RAMALLAH, West Bank — The Israeli Supreme Court earlier this month ruled against an appeal by the Greek Orthodox Patriarchate to rescind a deal to lease three of its real estate properties in Jerusalem’s Old City to Ateret Cohanim, a pro-settlement organization working to establish a Jewish majority in East Jerusalem. The court's June 10 ruling validated Ateret Cohanim's leasing of the properties through three front companies for a renewable 99-year period.
The deal, signed in 2004, was made public in 2005, when Maariv published an article on the lease of the church-owned Petra Hotel and Imperial Hotel, located on Umar Ibn al-Khattab Plaza at Jaffa Gate, and Muzamiya House, in Bab al-Huta neighborhood, north of Al-Aqsa Mosque. Patriarch Iranaios was relieved of his position in May 2005 and demoted to the rank of monk after being accused of permitting the transfer of the properties to the Israelis through former finance director Nikolas Papadimos, who held power of attorney and signed the deals.
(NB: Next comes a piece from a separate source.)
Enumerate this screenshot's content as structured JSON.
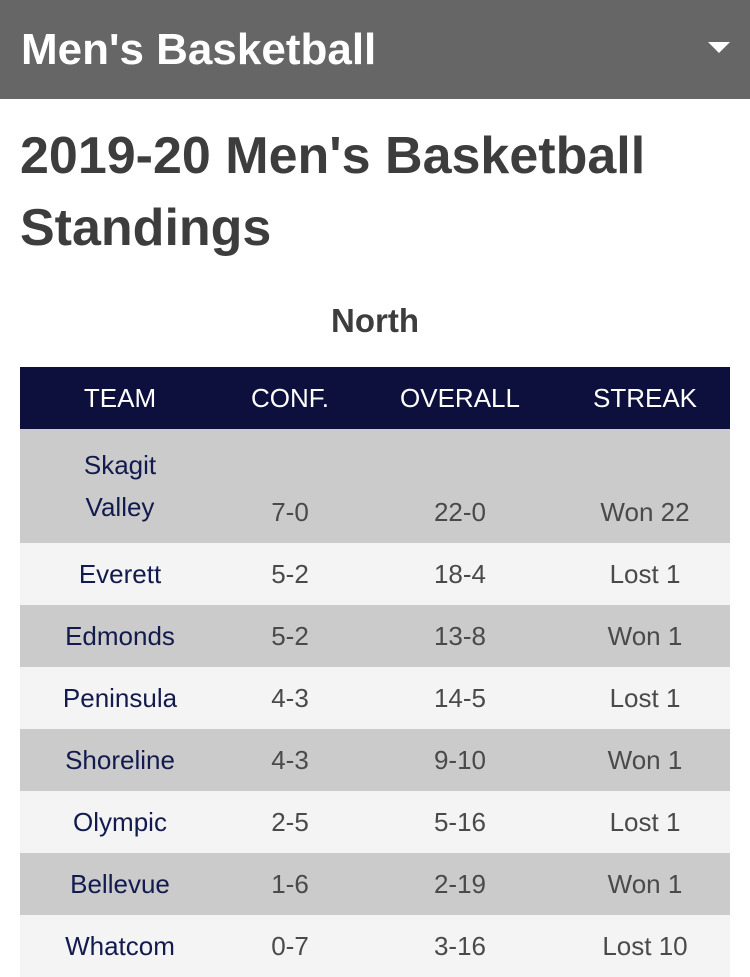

In 2008, Ateret Cohanim filed a lawsuit against the patriarchate, demanding that it turn over the properties as stipulated in the agreements. The Jerusalem District Court issued a ruling in July 2017 upholding the deal, and later that year, in October, the patriarchate appealed to the Supreme Court, which ruled that the church had failed to prove that the deal had been reached fraudulently either through the actions of Iranaios, Papadimos or Ateret Cohanim.
The most recent decision raised the ire of the Palestinian Orthodox community at the patriarchate. In a joint statement on June 14, the Orthodox Central Council, the committee following up on the 2017 National Conference to Support the Arab-Orthodox Cause, and the Arab-Orthodox Youth movement called for a committee of inquiry to try to counter the risks and repercussions of the Jaffa Gate deal and to hold to account those involved in it, including the church's lawyers.
Orthodox Central Council member Jalal Barham asserted to Al-Monitor that the patriarchate had been negligent in failing to provide sufficient evidence to the District Court. He also explained that the patriarchate and Ateret Cohanim had reached a verbal agreement in December 2009 that the tenants of the properties in question be excluded from the case as defendants and that the two of them continue to see the case through the courts. The Jerusalem District Court agreed to their petition to do so and struck the 22 tenants from the suit in January 2010. He further said that the patriarchate had already received the entire amount of the leases set out in the deal: $500,000 for the Petra Hotel, $1.25 million for the Imperial Hotel, and $55,000 for the Muzamiya House.
Barham accused the Palestinian Authority (PA) and Jordan of not giving the case the attention it deserves, claiming that neither had addressed it with the current patriarch, Theophilos III, whose appointment required Israeli, PA and Jordanian acquiescence.
“The National Conference to Support the Arab-Orthodox Cause of 2017 recommended that Patriarch Theophilos III be dismissed and held accountable for all of the decisions he made to the advantage of Israel,” he said, referring to the handling of the case in the Israeli courts. “We presented the recommendations of the conference, in which all of the Palestinian factions partook, to the PLO Central Council in January 2018 and the PLO National Council in May 2018. They both decided to take the necessary measures to protect the endowments and halt their liquidation and transfer to Israel.” He noted that this did not happen.
Barham explained that in August 2017 more than 390 Palestinian figures had filed a complaint with the Palestinian Authority's prosecutor general against Theophilos, requesting that he inquire into the transfer of properties in East Jerusalem. He added that the 500-page submission includes documents allegedly proving that Theophilos III had a stake in the transfer of the church properties. A frustrated Barham asked, “Why has such a complaint not been dealt with so far, although the general prosecutor has all of the needed legal requirements in hand?”
Speaking to Al-Monitor, Jerusalemite Walid Doujani said his family has been leasing the Imperial Hotel, which was built in 1893, from the Orthodox Church since 1949. He added that he expects to receive a request to leave and handover the hotel in the upcoming days or weeks, explaining “I have a lease contract in writing which my father and the church signed for a period of three generations, passed down to my grandchildren until they die.” He has been running the hotel since 1997.
Ateret Cohanim has tried to evict tenants from the other properties it has acquired using the same methods. In the current case, those who run the two hotels are apparently protected from arbitrary eviction under Ottoman law governing their tenancies, but the rights of those living in Muzamiya House are unclear.
Doujani said that the yearly rental fee of the hotel totals close to $69,500. He has been unable to pay the patriarchate since 2009, and he said, the church is well aware and okay with that. He noted that 2009 is the year Ateret Cohanim and the church agreed to strike the tenants from the case. The hotel is not cost effective as a business, Doujani asserted, remarking that his family is holding on to it because of its historical status and location in the Old City, making the hotel, he says, no less important than Al-Aqsa Mosque and the Church of the Holy Sepulcher.